The Yellow Vests, like Occupy, are yet another post-modern example of what Mark Fisher described as "ideological rubble" and the images coming out of Paris coincide perfectly with this descriptor. For several days none of the commentariat was willing to hazard an analysis; interviews of participants made clear it was mostly carnivalesque riot in the old French tradition, but because it ostensibly stemmed from a raise in gas taxes, a little political meaning could be attached. depending. Like Occupy, it is the perfect empty signifier, a revolt or rebellion based on wide-ranging grievances, lacking unified manifestos or spokesmen and any consensus is arrived post-event by pundits with their own cause to promote.
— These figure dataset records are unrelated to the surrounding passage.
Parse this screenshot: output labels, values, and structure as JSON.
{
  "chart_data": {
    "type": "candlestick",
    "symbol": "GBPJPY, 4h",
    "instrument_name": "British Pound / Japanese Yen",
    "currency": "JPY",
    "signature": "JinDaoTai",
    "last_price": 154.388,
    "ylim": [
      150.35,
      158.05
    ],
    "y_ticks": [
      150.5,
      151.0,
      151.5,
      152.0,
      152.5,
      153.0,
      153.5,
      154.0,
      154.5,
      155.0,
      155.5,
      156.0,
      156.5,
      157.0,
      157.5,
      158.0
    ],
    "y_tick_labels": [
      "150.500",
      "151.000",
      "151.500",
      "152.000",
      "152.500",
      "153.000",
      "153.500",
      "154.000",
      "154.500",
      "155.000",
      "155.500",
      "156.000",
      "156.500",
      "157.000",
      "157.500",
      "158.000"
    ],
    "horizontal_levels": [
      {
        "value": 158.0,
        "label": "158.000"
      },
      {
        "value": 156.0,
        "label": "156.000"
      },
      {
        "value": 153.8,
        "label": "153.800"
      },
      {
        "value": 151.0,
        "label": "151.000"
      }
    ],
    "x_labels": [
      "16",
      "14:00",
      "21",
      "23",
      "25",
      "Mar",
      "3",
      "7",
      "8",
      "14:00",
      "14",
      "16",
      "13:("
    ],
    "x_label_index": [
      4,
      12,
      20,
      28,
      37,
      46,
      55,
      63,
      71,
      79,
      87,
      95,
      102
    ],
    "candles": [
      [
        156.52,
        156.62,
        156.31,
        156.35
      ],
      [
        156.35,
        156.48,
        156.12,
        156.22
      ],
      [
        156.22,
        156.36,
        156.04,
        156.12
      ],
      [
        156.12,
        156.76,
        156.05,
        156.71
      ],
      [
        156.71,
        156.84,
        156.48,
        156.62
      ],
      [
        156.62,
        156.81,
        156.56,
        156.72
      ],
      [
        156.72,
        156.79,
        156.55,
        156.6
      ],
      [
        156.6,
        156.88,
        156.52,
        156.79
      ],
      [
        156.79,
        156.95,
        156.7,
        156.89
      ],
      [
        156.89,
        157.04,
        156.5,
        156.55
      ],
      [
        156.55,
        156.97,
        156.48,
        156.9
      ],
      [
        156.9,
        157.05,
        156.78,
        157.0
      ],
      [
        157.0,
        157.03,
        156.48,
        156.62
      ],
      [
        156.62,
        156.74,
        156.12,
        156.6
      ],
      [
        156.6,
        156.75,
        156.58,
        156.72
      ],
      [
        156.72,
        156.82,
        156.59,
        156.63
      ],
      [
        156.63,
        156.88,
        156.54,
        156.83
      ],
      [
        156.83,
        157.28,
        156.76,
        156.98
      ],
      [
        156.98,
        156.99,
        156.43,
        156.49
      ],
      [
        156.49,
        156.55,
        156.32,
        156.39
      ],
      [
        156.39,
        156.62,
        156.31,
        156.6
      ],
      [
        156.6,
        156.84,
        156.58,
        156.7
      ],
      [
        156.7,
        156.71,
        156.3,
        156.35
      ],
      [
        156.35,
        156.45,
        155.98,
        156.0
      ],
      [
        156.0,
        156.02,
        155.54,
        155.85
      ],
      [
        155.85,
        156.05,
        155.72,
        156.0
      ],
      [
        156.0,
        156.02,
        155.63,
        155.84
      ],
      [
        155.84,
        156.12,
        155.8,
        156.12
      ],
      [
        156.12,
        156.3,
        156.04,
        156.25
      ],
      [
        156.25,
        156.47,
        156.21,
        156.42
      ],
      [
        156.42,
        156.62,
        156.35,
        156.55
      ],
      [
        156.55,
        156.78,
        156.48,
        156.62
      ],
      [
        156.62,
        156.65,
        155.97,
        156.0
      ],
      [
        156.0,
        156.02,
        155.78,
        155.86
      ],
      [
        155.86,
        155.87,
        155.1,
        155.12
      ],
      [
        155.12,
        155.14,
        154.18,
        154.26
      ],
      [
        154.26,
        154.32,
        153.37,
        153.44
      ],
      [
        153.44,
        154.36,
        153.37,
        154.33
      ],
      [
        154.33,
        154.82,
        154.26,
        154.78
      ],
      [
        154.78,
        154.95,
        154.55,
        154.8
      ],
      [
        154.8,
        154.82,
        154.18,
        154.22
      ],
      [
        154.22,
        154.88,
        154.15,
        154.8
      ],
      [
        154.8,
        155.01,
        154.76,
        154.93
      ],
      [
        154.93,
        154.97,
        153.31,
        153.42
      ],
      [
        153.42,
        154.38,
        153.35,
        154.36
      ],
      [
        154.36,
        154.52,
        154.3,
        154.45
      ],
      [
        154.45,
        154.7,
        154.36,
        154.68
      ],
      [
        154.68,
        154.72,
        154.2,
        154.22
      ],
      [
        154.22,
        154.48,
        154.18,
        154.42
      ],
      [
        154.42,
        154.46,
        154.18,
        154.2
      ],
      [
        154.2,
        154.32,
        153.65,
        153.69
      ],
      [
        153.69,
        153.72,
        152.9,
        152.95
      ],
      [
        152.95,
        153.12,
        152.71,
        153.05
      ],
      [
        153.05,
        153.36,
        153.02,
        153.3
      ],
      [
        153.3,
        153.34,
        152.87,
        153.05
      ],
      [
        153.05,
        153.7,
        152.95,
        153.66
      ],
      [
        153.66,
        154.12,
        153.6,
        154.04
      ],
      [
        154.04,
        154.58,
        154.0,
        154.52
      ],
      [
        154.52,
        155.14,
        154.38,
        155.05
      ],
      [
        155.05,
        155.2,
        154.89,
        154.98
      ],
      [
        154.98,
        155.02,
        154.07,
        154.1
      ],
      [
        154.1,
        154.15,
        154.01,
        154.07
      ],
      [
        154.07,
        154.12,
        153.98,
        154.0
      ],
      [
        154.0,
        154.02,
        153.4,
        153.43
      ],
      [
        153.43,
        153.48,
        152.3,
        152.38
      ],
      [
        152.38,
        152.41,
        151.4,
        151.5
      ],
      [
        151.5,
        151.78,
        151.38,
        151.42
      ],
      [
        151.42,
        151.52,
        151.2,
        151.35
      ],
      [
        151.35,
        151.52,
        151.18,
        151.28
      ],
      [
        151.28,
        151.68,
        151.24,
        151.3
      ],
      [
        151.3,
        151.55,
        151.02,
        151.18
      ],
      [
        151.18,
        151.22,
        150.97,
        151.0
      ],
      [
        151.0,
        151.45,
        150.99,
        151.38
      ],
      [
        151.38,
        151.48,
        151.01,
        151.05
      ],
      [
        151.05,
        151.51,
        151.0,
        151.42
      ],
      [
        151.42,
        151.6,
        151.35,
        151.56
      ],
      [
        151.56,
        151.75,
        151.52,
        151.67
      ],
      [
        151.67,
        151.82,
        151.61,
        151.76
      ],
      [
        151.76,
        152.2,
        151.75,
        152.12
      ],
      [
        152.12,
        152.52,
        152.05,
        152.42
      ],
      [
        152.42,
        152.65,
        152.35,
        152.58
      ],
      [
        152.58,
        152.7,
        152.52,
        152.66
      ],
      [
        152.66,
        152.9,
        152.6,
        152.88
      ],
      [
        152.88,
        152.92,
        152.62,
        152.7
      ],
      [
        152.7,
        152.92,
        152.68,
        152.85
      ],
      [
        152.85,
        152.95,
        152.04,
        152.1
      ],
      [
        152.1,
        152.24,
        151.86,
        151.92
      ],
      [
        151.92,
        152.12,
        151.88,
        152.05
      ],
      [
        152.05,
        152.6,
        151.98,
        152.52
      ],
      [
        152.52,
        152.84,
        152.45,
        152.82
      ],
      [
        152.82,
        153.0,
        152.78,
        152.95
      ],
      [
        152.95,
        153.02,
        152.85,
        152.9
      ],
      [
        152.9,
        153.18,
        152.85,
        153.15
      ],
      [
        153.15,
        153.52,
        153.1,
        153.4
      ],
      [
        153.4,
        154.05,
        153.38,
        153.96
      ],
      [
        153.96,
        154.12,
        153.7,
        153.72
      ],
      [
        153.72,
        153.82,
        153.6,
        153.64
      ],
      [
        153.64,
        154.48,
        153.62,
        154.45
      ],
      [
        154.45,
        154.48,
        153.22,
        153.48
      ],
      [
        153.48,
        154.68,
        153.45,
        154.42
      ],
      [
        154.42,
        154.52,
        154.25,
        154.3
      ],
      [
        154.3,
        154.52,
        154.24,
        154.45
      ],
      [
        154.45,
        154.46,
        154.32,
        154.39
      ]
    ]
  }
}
The leftist Edourd Louis sees a popular rather than populist formation, but what are these "popular classes" he sees,and does this "rural poor" display any more class-belonging than they do here in the US? Noting the instances of racist and homophobic speech, Louis claims it is "our responsibility to transform this language" into something emancipatory, but this is tricky business at best. It takes slogans and coalescing around demands. Those who still find hope in a vague "horizontalism" or the fact the yellow vests haven't been "hijacked" by established political parties could find the movement disappears as rapidly as it formed.
Less optimistic observers like Daniel Cohn-Bendit see a populist right revolt against "the political class", whatever that is. This would be in line with global trends of rising resentment and fear of the unknown. In either case, it is a movement against. Maybe the problem is the "1%", maybe it is migrants, maybe it is access to credit. Maybe it just feels good to smash something on the weekend, before going back to some bullshit job.
In any case, I can imagine the cops taking this as a practice run for when the real food riots break out. It is increasingly a shadowy line between order and breakdown and I wonder if the fact that in the US the "rural poor" are so well armed that it actually contains and subdues them in some strange, counter-intuitive way?